Aucune adhésion. Je ne vous demanderai pas si vous y croyez, et je ne chercherai pas à vous convaincre.
Aucune conviction partagée. Ce qui m'a amené à ce métier me regarde. Vous n'avez ni à y souscrire, ni même à en entendre parler.
Aucune explication. Vous n'avez pas à me dire pourquoi vous doutez, ni à défendre votre position.
Un praticien qui vous reproche votre scepticisme, ou qui vous explique que vos doutes bloquent le travail, vous prépare une excuse pour plus tard. Retenez-le.
Comment juger, alors
Si vous venez sans y croire, vous voudrez forcément vous faire une opinion. Voici comment procéder honnêtement.
Ne racontez rien. Moins vous en dites, plus ce que vous entendrez aura de valeur à vos yeux. C'est votre meilleur outil.
Gardez une trace. Demandez-moi avant qu'on commence si vous voulez enregistrer — je donne beaucoup d'informations, vous n'aurez pas le temps de tout noter.
Et relisez plus tard, quand les choses auront bougé. Ce qui ne vous parlait pas sur le moment concerne souvent ce qui n'était pas encore arrivé.
C'est le seul examen qui vaille, et c'est vous qui le faites passer — pas moi.
Questions fréquentes
Dois-je vous dire que je suis sceptique ?
Vous pouvez, mais ce n'est pas nécessaire — je ne vous poserai pas la question.
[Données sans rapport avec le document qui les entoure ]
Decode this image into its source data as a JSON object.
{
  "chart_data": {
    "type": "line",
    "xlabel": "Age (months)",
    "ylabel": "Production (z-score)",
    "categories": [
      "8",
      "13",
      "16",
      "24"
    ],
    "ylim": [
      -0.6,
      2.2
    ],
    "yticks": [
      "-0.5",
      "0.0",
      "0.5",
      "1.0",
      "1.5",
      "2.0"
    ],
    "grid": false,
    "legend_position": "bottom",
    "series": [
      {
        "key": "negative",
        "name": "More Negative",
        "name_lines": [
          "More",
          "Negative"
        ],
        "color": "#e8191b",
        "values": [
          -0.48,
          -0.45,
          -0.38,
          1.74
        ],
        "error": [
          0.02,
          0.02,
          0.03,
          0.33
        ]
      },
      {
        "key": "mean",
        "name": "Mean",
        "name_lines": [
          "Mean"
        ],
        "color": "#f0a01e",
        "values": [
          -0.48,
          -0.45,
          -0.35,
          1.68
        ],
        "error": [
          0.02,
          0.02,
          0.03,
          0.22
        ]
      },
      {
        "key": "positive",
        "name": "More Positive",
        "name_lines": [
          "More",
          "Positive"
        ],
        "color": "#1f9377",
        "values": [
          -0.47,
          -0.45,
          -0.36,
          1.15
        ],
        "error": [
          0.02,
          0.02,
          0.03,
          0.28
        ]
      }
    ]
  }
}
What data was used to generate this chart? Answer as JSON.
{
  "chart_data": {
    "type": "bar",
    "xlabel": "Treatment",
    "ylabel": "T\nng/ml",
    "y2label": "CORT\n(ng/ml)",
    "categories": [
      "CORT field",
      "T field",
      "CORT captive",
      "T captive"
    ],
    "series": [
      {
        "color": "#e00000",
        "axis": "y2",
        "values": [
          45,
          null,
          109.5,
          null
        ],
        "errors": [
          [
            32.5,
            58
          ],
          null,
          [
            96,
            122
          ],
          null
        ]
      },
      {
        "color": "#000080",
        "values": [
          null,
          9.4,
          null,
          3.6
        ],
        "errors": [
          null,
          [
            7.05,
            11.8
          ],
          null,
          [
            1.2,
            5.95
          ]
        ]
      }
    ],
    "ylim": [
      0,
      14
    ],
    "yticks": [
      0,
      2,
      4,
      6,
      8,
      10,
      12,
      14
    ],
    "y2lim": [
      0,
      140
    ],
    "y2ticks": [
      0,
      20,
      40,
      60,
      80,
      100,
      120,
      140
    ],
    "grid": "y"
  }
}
Ça ne change rien au déroulé, et ça ne changera pas ma façon de travailler avec vous.
Est-ce que mes doutes peuvent bloquer quelque chose ?
Non. Et méfiez-vous de qui vous dira le contraire : cette phrase sert surtout à préparer une explication au cas où rien ne se vérifierait. Elle vous rend responsable d'un échec qui ne serait pas le vôtre.
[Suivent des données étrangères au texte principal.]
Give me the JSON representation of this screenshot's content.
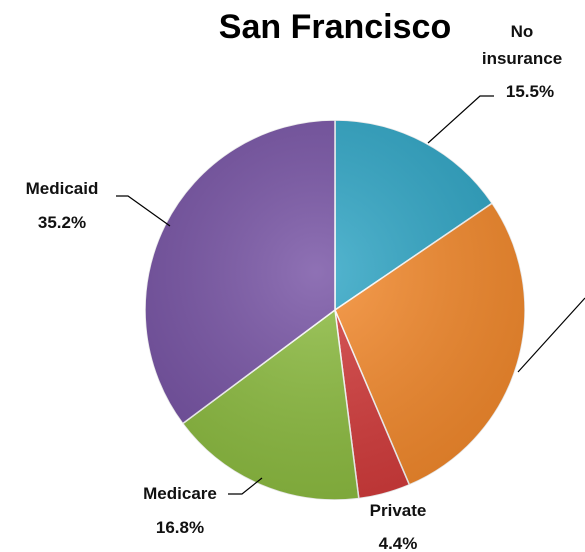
{
  "chart_data": {
    "type": "pie",
    "title": "San Francisco",
    "categories": [
      "No insurance",
      null,
      "Private",
      "Medicare",
      "Medicaid"
    ],
    "values": [
      15.5,
      28.1,
      4.4,
      16.8,
      35.2
    ],
    "value_labels": [
      "15.5%",
      null,
      "4.4%",
      "16.8%",
      "35.2%"
    ],
    "colors": [
      "#2fa6c6",
      "#f58a2c",
      "#d43b3b",
      "#8dbd40",
      "#7652a4"
    ]
  }
}
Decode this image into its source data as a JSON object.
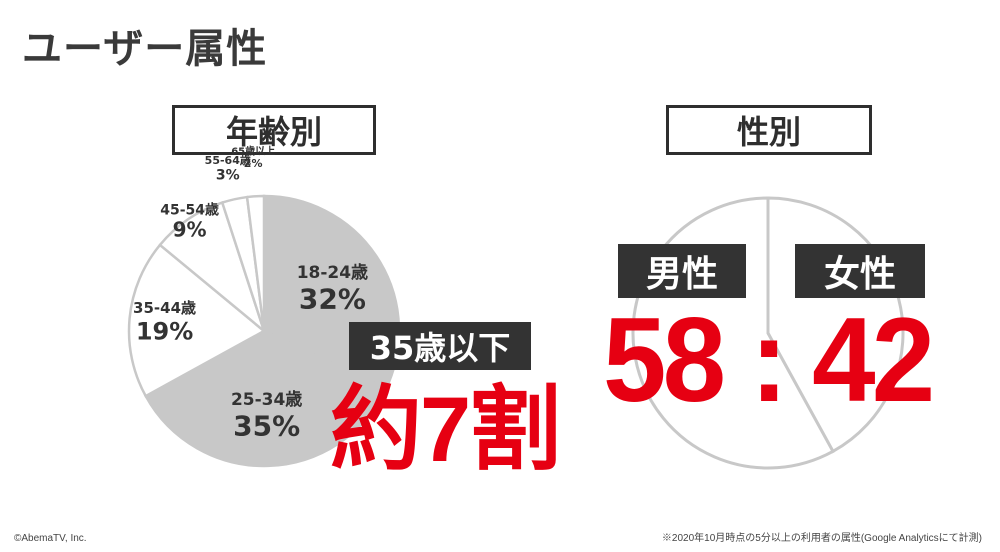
{
  "page": {
    "title": "ユーザー属性",
    "copyright": "©AbemaTV, Inc.",
    "source_note": "※2020年10月時点の5分以上の利用者の属性(Google Analyticsにて計測)"
  },
  "age_section": {
    "title": "年齢別",
    "summary_label": "35歳以下",
    "summary_big": "約7割"
  },
  "gender_section": {
    "title": "性別",
    "male_label": "男性",
    "female_label": "女性",
    "ratio_text": "58 : 42"
  },
  "colors": {
    "highlight_slice": "#c8c8c8",
    "plain_slice": "#ffffff",
    "slice_border": "#c8c8c8",
    "accent_red": "#e60012",
    "dark_box": "#333333"
  },
  "chart_data": [
    {
      "type": "pie",
      "title": "年齢別",
      "categories": [
        "18-24歳",
        "25-34歳",
        "35-44歳",
        "45-54歳",
        "55-64歳",
        "65歳以上"
      ],
      "values": [
        32,
        35,
        19,
        9,
        3,
        2
      ],
      "value_labels": [
        "32%",
        "35%",
        "19%",
        "9%",
        "3%",
        "2%"
      ],
      "highlighted": [
        true,
        true,
        false,
        false,
        false,
        false
      ],
      "start": "top",
      "direction": "clockwise"
    },
    {
      "type": "pie",
      "title": "性別",
      "categories": [
        "男性",
        "女性"
      ],
      "values": [
        58,
        42
      ],
      "start": "top",
      "direction": "counterclockwise"
    }
  ]
}
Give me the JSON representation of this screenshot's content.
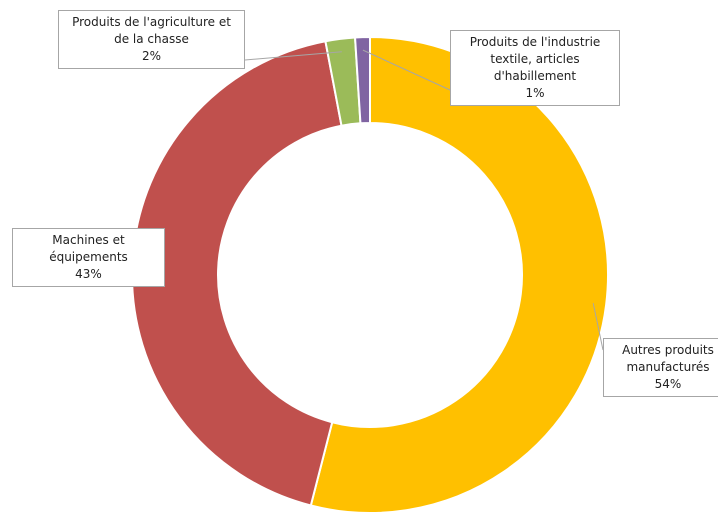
{
  "chart_data": {
    "type": "pie",
    "categories": [
      "Autres produits manufacturés",
      "Machines et équipements",
      "Produits de l'agriculture et de la chasse",
      "Produits de l'industrie textile, articles d'habillement"
    ],
    "values": [
      54,
      43,
      2,
      1
    ],
    "value_labels": [
      "54%",
      "43%",
      "2%",
      "1%"
    ],
    "colors": [
      "#ffc000",
      "#c0504d",
      "#9bbb59",
      "#8064a2"
    ],
    "donut": true
  }
}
Peut-on m'offrir une consultation ?
Ça arrive régulièrement, et ce sont souvent des gens qui ne seraient pas venus d'eux-mêmes. Ils ne sont pas obligés d'y croire pour autant, et je ne le leur demanderai pas.
Faut-il partager vos convictions ?
Absolument pas, et ce n'est jamais un sujet en consultation. Ce qui m'a amené à ce métier me regarde ; ce qui vous amène chez moi vous regarde.
Et si je repars en n'y croyant toujours pas ?
C'est votre droit le plus strict, et vous ne me devez aucune explication. Gardez simplement ce qui vous a été dit — c'est en relisant plus tard que vous vous ferez une vraie opinion.